Terakhir update : 9 Arpil 2022


source : StatQuest with Josh Starmer

Least Squares

\(y = a*x+b\)

\(\sum R = (y - y_1)^2 + (y - y_2)^2 + ... + (y - y_n)^2\)

  • \(\sum R =\) sum of squared residuals

mencari nilai \(a\) dan \(b\) yang optimal, dalam matematika general ditulis dengan persamaan

\(\sum R = ((a*x_1 + b) - y_1)^2 + ((a*x_2 + b) - y_2)^2 + ...\)

Code

proses perhitungan sangat sulit jika dilakukan secara manual oleh manusia, maka diperlukan bantuan mesin

Cara 1

import numpy as np
import matplotlib.pyplot as plt

x = np.array([0, 1, 2, 3, 4])
y = np.array([-1, 0.2, 0.9, 2.1, 10])

A = np.vstack([x, np.ones(len(x))]).T

m, c = np.linalg.lstsq(A, y, rcond=None)[0]

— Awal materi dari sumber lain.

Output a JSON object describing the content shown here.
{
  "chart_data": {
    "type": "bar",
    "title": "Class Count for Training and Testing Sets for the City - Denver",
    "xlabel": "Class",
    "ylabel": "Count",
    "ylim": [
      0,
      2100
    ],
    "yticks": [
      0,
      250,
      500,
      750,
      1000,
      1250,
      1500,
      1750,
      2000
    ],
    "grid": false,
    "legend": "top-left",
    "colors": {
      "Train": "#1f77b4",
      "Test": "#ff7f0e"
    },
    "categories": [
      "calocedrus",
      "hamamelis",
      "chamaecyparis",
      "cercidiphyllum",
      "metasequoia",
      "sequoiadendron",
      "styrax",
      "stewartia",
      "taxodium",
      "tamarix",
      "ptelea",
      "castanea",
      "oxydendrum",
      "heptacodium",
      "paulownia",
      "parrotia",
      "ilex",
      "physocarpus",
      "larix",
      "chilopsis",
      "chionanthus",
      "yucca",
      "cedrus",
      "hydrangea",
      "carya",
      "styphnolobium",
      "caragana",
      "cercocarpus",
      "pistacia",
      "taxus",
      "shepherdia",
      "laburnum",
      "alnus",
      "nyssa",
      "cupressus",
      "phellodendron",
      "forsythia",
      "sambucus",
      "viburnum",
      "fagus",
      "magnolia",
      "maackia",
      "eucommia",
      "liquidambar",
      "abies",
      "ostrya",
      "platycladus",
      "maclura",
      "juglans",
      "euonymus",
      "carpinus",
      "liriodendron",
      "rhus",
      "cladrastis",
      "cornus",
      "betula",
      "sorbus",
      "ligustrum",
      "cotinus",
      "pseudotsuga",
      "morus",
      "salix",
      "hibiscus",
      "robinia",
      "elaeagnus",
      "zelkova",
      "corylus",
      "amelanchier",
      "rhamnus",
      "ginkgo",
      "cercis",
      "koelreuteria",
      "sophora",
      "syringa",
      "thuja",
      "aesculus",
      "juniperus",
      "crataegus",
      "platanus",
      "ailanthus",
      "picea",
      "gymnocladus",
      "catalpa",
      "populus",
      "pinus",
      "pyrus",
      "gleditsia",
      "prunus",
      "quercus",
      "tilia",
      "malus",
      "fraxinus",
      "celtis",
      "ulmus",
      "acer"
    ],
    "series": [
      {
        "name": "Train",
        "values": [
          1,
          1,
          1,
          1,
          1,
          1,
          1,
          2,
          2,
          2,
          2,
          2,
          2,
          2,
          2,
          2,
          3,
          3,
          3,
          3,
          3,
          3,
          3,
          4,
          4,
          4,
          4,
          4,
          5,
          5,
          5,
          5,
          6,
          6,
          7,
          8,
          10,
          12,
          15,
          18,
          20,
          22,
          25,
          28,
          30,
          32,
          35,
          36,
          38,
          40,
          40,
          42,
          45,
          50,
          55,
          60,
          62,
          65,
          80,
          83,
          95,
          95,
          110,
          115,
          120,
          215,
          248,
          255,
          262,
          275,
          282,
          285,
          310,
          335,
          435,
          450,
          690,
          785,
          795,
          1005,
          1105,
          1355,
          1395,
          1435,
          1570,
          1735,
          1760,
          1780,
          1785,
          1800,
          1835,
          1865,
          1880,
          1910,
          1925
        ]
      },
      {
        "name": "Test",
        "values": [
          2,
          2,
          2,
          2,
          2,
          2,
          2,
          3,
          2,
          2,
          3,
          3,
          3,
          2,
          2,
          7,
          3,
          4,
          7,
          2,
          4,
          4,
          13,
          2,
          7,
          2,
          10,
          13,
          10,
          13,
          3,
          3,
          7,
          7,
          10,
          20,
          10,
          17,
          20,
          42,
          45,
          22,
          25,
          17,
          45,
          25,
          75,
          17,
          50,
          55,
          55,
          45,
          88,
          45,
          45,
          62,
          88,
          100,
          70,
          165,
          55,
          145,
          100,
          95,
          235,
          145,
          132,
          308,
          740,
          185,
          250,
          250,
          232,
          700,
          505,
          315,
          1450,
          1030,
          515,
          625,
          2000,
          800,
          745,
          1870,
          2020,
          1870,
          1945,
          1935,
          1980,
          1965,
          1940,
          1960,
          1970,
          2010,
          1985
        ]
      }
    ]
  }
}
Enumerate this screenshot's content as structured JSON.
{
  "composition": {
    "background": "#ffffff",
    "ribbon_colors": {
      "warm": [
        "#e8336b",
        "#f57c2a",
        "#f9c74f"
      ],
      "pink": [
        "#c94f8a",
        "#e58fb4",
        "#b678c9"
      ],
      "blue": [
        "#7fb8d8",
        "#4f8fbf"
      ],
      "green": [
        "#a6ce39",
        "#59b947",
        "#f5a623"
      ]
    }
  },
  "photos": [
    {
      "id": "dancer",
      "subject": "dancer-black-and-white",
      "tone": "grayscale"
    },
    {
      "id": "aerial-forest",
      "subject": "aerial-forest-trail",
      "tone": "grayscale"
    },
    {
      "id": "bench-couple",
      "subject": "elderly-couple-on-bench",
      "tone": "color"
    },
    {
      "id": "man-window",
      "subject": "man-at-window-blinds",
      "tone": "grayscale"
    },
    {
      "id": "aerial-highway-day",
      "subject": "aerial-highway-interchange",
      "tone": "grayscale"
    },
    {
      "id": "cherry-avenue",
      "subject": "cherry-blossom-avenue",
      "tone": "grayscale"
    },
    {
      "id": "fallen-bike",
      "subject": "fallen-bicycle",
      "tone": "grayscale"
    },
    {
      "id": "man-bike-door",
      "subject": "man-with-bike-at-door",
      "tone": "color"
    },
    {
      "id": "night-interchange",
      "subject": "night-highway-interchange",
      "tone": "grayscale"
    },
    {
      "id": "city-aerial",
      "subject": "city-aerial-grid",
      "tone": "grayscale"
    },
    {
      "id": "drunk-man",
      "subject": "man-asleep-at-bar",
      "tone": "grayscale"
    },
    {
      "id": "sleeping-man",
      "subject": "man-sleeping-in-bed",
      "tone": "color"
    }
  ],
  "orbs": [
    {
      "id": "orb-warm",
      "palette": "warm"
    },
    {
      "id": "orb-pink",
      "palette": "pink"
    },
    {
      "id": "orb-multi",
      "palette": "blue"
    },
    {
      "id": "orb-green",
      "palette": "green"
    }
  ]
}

_ = plt.plot(x, y, 'o', label='Original data', markersize=10)
_ = plt.plot(x, m*x + c, 'r', label='Fitted line')
_ = plt.legend()
plt.show()

Cara 2

import numpy as np
from scipy import optimize
import matplotlib.pyplot as plt

plt.style.use('seaborn-poster')
# generate x and y
x = np.linspace(0, 1, 101)
y = 1 + x + x * np.random.random(len(x))
# assemble matrix A
A = np.vstack([x, np.ones(len(x))]).T

# turn y into a column vector
y = y[:, np.newaxis]
# Direct least square regression
alpha = np.dot((np.dot(np.linalg.inv(np.dot(A.T,A)),A.T)),y)
print(alpha)
# plot the results
plt.figure(figsize = (10,8))
plt.plot(x, y, 'b.')
plt.plot(x, alpha[0]*x + alpha[1], 'r')
plt.xlabel('x')
plt.ylabel('y')
plt.show()